From Personal Loss to Collective Possibility
For Ashley, the work of recovery has always been personal. “I know what it feels like because I’ve lost my mom, my dad, my sister, my brother-in-law. And then two years ago, I lost my stepson—all to drug and alcohol related issues,” she shares. “And that’s why I am on the front lines of just being able to offer hope.”
She’s seen what’s possible when people have the right support, and not just for individuals, but for entire families. “I know what this program does,” she says, because “I’m a program graduate. My husband’s a program graduate.” And now, she adds, “my daughter, she’s not ever struggled with drugs and alcohol. She’s 22 years old, full-time job, and a college student. So it’s like I’m trying to break that generational curse off of my family.” Trying, and succeeding.

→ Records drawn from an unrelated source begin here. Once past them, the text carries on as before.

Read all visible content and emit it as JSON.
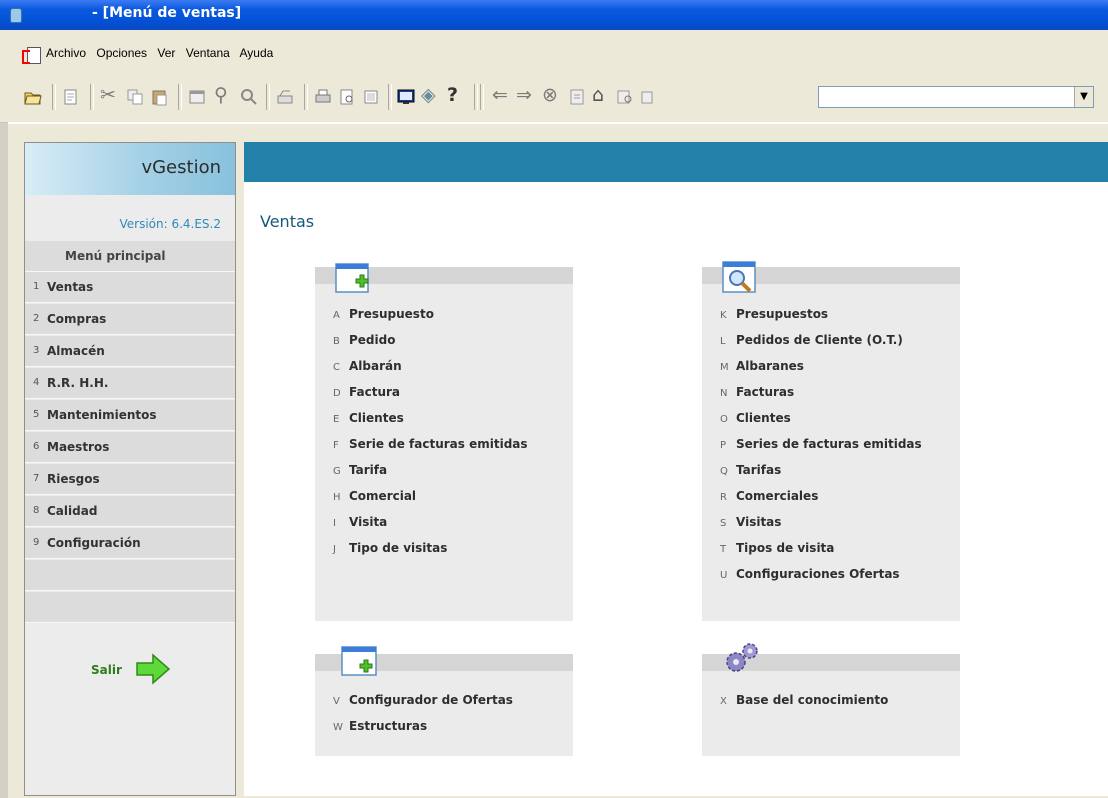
{
  "window": {
    "title": "- [Menú de ventas]"
  },
  "menu": [
    "Archivo",
    "Opciones",
    "Ver",
    "Ventana",
    "Ayuda"
  ],
  "colors": {
    "titlebar": "#0a5ae0",
    "accent_band": "#2380a8",
    "ventas_title": "#145778",
    "version": "#2f8ab8",
    "salir": "#2e7d1b"
  },
  "sidebar": {
    "brand": "vGestion",
    "version": "Versión: 6.4.ES.2",
    "heading": "Menú principal",
    "items": [
      {
        "num": "1",
        "label": "Ventas"
      },
      {
        "num": "2",
        "label": "Compras"
      },
      {
        "num": "3",
        "label": "Almacén"
      },
      {
        "num": "4",
        "label": "R.R. H.H."
      },
      {
        "num": "5",
        "label": "Mantenimientos"
      },
      {
        "num": "6",
        "label": "Maestros"
      },
      {
        "num": "7",
        "label": "Riesgos"
      },
      {
        "num": "8",
        "label": "Calidad"
      },
      {
        "num": "9",
        "label": "Configuración"
      }
    ],
    "exit": "Salir"
  },
  "main": {
    "title": "Ventas",
    "panels": [
      {
        "icon": "new-window-icon",
        "items": [
          {
            "key": "A",
            "label": "Presupuesto"
          },
          {
            "key": "B",
            "label": "Pedido"
          },
          {
            "key": "C",
            "label": "Albarán"
          },
          {
            "key": "D",
            "label": "Factura"
          },
          {
            "key": "E",
            "label": "Clientes"
          },
          {
            "key": "F",
            "label": "Serie de facturas emitidas"
          },
          {
            "key": "G",
            "label": "Tarifa"
          },
          {
            "key": "H",
            "label": "Comercial"
          },
          {
            "key": "I",
            "label": "Visita"
          },
          {
            "key": "J",
            "label": "Tipo de visitas"
          }
        ]
      },
      {
        "icon": "search-window-icon",
        "items": [
          {
            "key": "K",
            "label": "Presupuestos"
          },
          {
            "key": "L",
            "label": "Pedidos de Cliente (O.T.)"
          },
          {
            "key": "M",
            "label": "Albaranes"
          },
          {
            "key": "N",
            "label": "Facturas"
          },
          {
            "key": "O",
            "label": "Clientes"
          },
          {
            "key": "P",
            "label": "Series de facturas emitidas"
          },
          {
            "key": "Q",
            "label": "Tarifas"
          },
          {
            "key": "R",
            "label": "Comerciales"
          },
          {
            "key": "S",
            "label": "Visitas"
          },
          {
            "key": "T",
            "label": "Tipos de visita"
          },
          {
            "key": "U",
            "label": "Configuraciones Ofertas"
          }
        ]
      },
      {
        "icon": "new-window-icon",
        "items": [
          {
            "key": "V",
            "label": "Configurador de Ofertas"
          },
          {
            "key": "W",
            "label": "Estructuras"
          }
        ]
      },
      {
        "icon": "gears-icon",
        "items": [
          {
            "key": "X",
            "label": "Base del conocimiento"
          }
        ]
      }
    ]
  }
}
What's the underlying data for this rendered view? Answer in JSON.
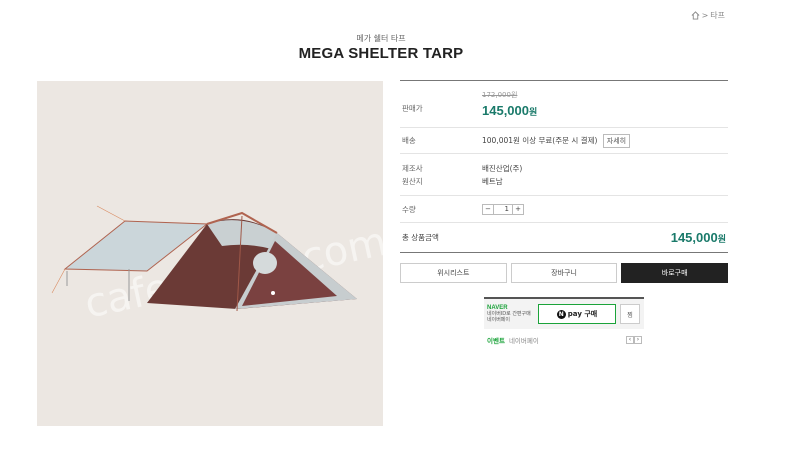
{
  "breadcrumb": {
    "separator": ">",
    "current": "타프"
  },
  "product": {
    "subtitle": "메가 쉘터 타프",
    "title": "MEGA SHELTER TARP",
    "watermark": "cafe.naver.com/joonggonara"
  },
  "price": {
    "label": "판매가",
    "original": "172,000원",
    "sale": "145,000",
    "sale_unit": "원"
  },
  "shipping": {
    "label": "배송",
    "text": "100,001원 이상 무료(주문 시 결제)",
    "detail_button": "자세히"
  },
  "maker": {
    "label": "제조사",
    "value": "배진산업(주)",
    "origin_label": "원산지",
    "origin_value": "베트남"
  },
  "quantity": {
    "label": "수량",
    "minus": "−",
    "value": "1",
    "plus": "+"
  },
  "total": {
    "label": "총 상품금액",
    "value": "145,000",
    "unit": "원"
  },
  "actions": {
    "wishlist": "위시리스트",
    "cart": "장바구니",
    "buy": "바로구매"
  },
  "npay": {
    "brand": "NAVER",
    "line1": "네이버ID로 간편구매",
    "line2": "네이버페이",
    "button_label": "pay 구매",
    "button_icon": "N",
    "wish_label": "찜"
  },
  "event": {
    "label": "이벤트",
    "text": "네이버페이",
    "prev": "‹",
    "next": "›"
  },
  "colors": {
    "accent_price": "#1a7a6a",
    "naver_green": "#1ba33a",
    "buy_button": "#222222"
  }
}
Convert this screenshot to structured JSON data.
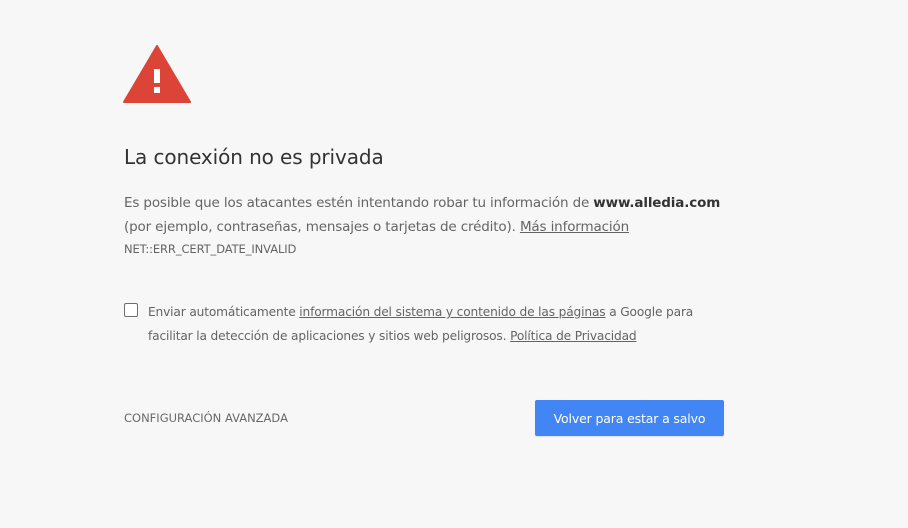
{
  "colors": {
    "background": "#f7f7f7",
    "warning_red": "#db4437",
    "primary_blue": "#4285f4",
    "heading_text": "#333333",
    "body_text": "#646464"
  },
  "icon": {
    "name": "warning-triangle-icon"
  },
  "heading": "La conexión no es privada",
  "explanation": {
    "prefix": "Es posible que los atacantes estén intentando robar tu información de ",
    "domain": "www.alledia.com",
    "suffix": " (por ejemplo, contraseñas, mensajes o tarjetas de crédito). ",
    "learn_more_link": "Más información"
  },
  "error_code": "NET::ERR_CERT_DATE_INVALID",
  "optin": {
    "checked": false,
    "text_before": "Enviar automáticamente ",
    "system_info_link": "información del sistema y contenido de las páginas",
    "text_middle": " a Google para facilitar la detección de aplicaciones y sitios web peligrosos. ",
    "privacy_link": "Política de Privacidad"
  },
  "buttons": {
    "advanced": "CONFIGURACIÓN AVANZADA",
    "back_to_safety": "Volver para estar a salvo"
  }
}
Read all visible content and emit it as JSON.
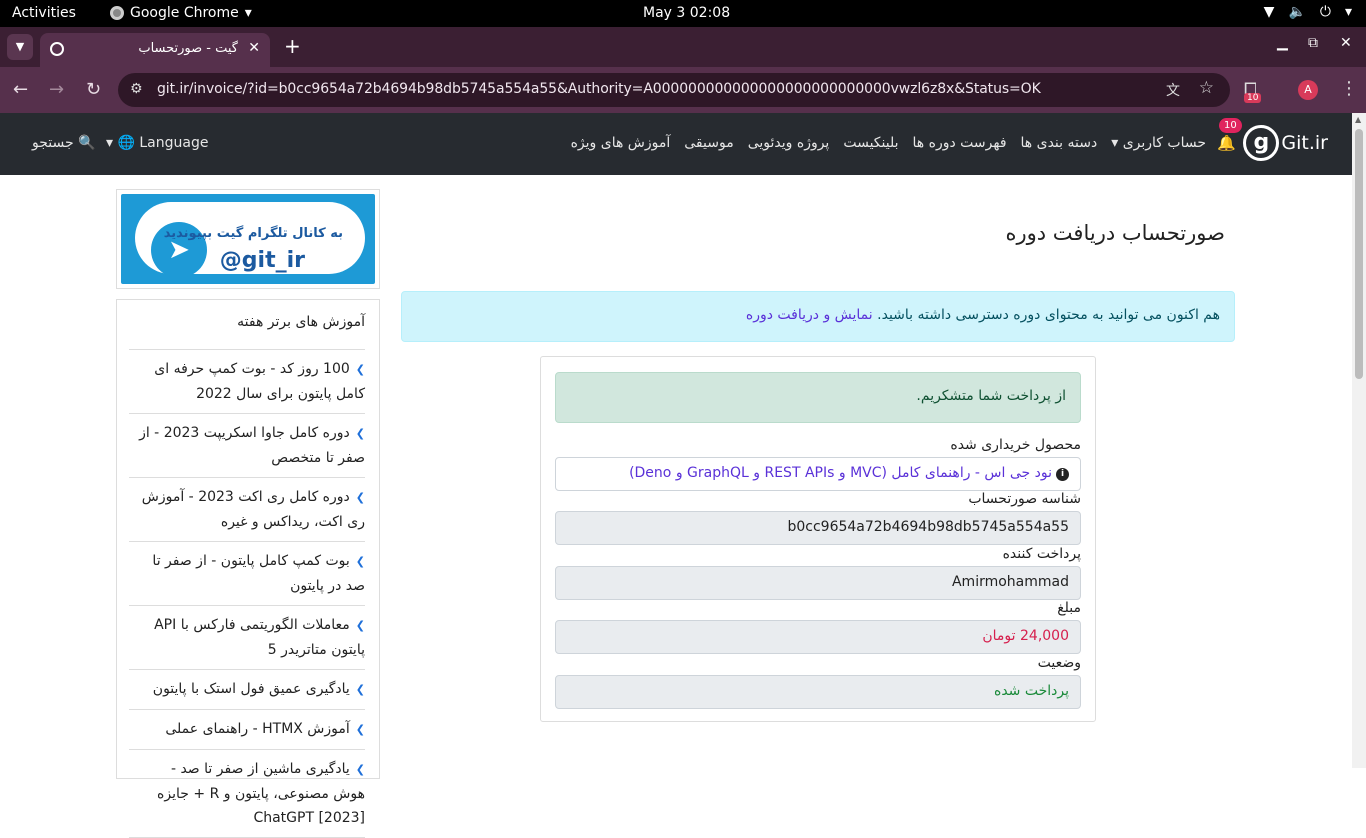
{
  "os": {
    "activities": "Activities",
    "app_name": "Google Chrome",
    "clock": "May 3  02:08"
  },
  "browser": {
    "tab_title": "گیت - صورتحساب",
    "url": "git.ir/invoice/?id=b0cc9654a72b4694b98db5745a554a55&Authority=A000000000000000000000000000vwzl6z8x&Status=OK",
    "extension_badge": "10",
    "profile_initial": "A"
  },
  "site_nav": {
    "logo_text": "Git.ir",
    "notification_count": "10",
    "menu": [
      "حساب کاربری",
      "دسته بندی ها",
      "فهرست دوره ها",
      "بلینکیست",
      "پروژه ویدئویی",
      "موسیقی",
      "آموزش های ویژه"
    ],
    "language": "Language",
    "search": "جستجو"
  },
  "sidebar": {
    "banner_line1": "به کانال تلگرام گیت بپیوندید",
    "banner_line2": "@git_ir",
    "top_title": "آموزش های برتر هفته",
    "top_items": [
      "100 روز کد - بوت کمپ حرفه ای کامل پایتون برای سال 2022",
      "دوره کامل جاوا اسکریپت 2023 - از صفر تا متخصص",
      "دوره کامل ری اکت 2023 - آموزش ری اکت، ریداکس و غیره",
      "بوت کمپ کامل پایتون - از صفر تا صد در پایتون",
      "معاملات الگوریتمی فارکس با API پایتون متاتریدر 5",
      "یادگیری عمیق فول استک با پایتون",
      "آموزش HTMX - راهنمای عملی",
      "یادگیری ماشین از صفر تا صد - هوش مصنوعی، پایتون و R + جایزه ChatGPT [2023]"
    ]
  },
  "main": {
    "title": "صورتحساب دریافت دوره",
    "info_text": "هم اکنون می توانید به محتوای دوره دسترسی داشته باشید.",
    "info_link": "نمایش و دریافت دوره",
    "success_text": "از پرداخت شما متشکریم.",
    "product_label": "محصول خریداری شده",
    "product_value": "نود جی اس - راهنمای کامل (MVC و REST APIs و GraphQL و Deno)",
    "invoice_id_label": "شناسه صورتحساب",
    "invoice_id_value": "b0cc9654a72b4694b98db5745a554a55",
    "payer_label": "پرداخت کننده",
    "payer_value": "Amirmohammad",
    "amount_label": "مبلغ",
    "amount_value": "24,000 تومان",
    "status_label": "وضعیت",
    "status_value": "پرداخت شده"
  }
}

That same belief in what’s possible, and the importance of having the right people alongside you to do it, carried Ashley and her team through two failed grant attempts. When they finally succeeded with the help of Grant Ready Kentucky, the impact was bigger than just a budget increase. It showed Lifeline what was possible when the right partners are standing beside you.
“I feel it’s made us dream bigger,” Ashley says. “Like, what else is out there, you know? And it really gets us excited.”
You Don’t Have to Do This Alone
Now, she isn’t just dreaming bigger for Lifeline. Ashley is encouraging other leaders to find the right partners and start dreaming bigger too. To other nonprofit leaders wondering if they have what it takes to secure big, game-changing funding, Ashley has a simple message: “You don’t have to do it all alone. There are resources out there. And asking for help is not a weakness. It’s wisdom.”
For Lifeline, having Grant Ready Kentucky in their corner has already opened new doors, and Ashley is eager to see where the partnership goes next. “We’re just scratching the surface on the potential opportunities that are out there,” she says. “I’m excited to be able to work alongside Grant Ready Kentucky, and hopefully they can help us identify even more.”
State leaders see the impact of this kind of partnership, too. “We have seen small organizations across the Commonwealth utilize Opioid Abatement funds to do meaningful work in the treatment, prevention and recovery of opioid use disorder,” says Chris Evans, Executive Director of Kentucky’s Opioid Abatement Advisory Commission. “These organizations are vital to creating a fabric of support in communities large and small so that we can restore lives and families to be the strongest they can be for Kentucky’s future.”
For Ashley and her team, those words ring true. They’ve seen up close what can happen when the right support shows up, change doesn’t just feel possible, it starts to take shape.